Told through the third person point of view, the narration is limited omniscient point of view.  Miss Brill’s thoughts move the story forward in the form of stream of consciousness.  The tone of the story is hopeful until the end when Miss Brill’s feelings are hurt by some uncouth foolish teenagers.

Miss Brill makes little money.  Everything that she holds dear has come from another life time.  Living in France in a small town, Miss Brill looks forward to the Sunday band concerts and outings to the park.  She observes people and listens to their conversations.

It is obvious that Miss Brill is a fastidious person.  She worries about what she will wear to the park.  One of her most prized possessions is a fox fur which still has the head of the fox on it. 

When Miss Brill comments on people,  she always includes some kind of adjective or description that denotes something important to her about the person.  For example, she is positive that the band leader has a new coat.  The older gentleman that shares her bench has a velvet coat and a huge carved walking stick. 

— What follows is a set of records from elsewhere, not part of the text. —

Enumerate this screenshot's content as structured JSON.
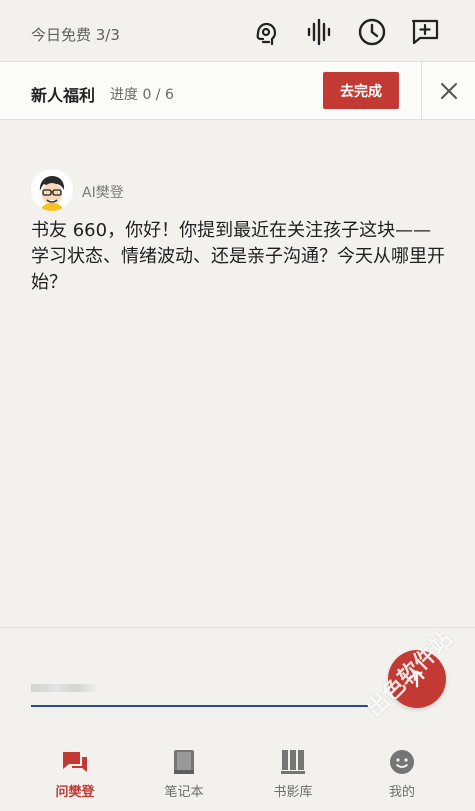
{
  "topbar": {
    "quota_label": "今日免费 3/3",
    "icons": [
      "headset-icon",
      "voice-wave-icon",
      "history-clock-icon",
      "new-chat-icon"
    ]
  },
  "welfare": {
    "title": "新人福利",
    "progress": "进度 0 / 6",
    "action_label": "去完成"
  },
  "chat": {
    "bot_name": "AI樊登",
    "message": "书友 660，你好！你提到最近在关注孩子这块——学习状态、情绪波动、还是亲子沟通？今天从哪里开始？"
  },
  "input": {
    "send_icon": "arrow-up-icon"
  },
  "tabs": [
    {
      "label": "问樊登",
      "icon": "chat-bubbles-icon",
      "active": true
    },
    {
      "label": "笔记本",
      "icon": "notebook-icon",
      "active": false
    },
    {
      "label": "书影库",
      "icon": "library-icon",
      "active": false
    },
    {
      "label": "我的",
      "icon": "profile-icon",
      "active": false
    }
  ],
  "watermark": "出色软件站",
  "colors": {
    "accent": "#c23a33",
    "input_line": "#2d4d86",
    "background": "#f2f1ee"
  }
}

One of the things that does is  to listen to conversations but act as though she is not listening. It was as though she was sitting in someone’s life for a minute. Miss Brill really never engages in actual conversation.  She takes part in their lives by listening to what the people say to each other and living vicariously through their more interesting experiences.

The woman and the flowers

One of the people she notices today walking through the park is a beautiful woman who held a bouquet of violets.  The woman drops the violets.  A little boy picks up the bouquet and hands it back to the woman. She took them from him and then threw them away “as if they’d been poisoned.”   Miss Brill is confused by the woman’s actions.  Putting herself in the place of the woman, Miss Brill would have been thrilled to have been given the beautiful bouquet. She was dissatisfied by the woman’s rejection of the bouquet. In her thoughts, Miss Brill is unsure why the woman through the flowers away: she dropped them, the boy touched them, or she meant to get rid of them.  

A young teenage couple sits down on the bench with Miss Brill. They are obviously wealthy because of their clothes and they have just come in from his father’s yacht. Miss Brill decides to listen to them.  Both the boy and girl make rude remarks about the main character. The boy says that she is a stupid old thing and the girl makes fun of her beloved fur. 

‘But why? Because of that stupid old thing at the end there?’ asked the boy.  ‘Why does she come here at all—who wants her?’

Miss Brill quickly heads for home. 

Normally, Miss Brill would have stopped for pastry.  Today, she is too hurt to stop.  Her little dark apartment has become a haven for her.  She places her beloved fox fur in its box. She thinks that she hears a cry from it.  Actually, it is Miss Brill who does the crying.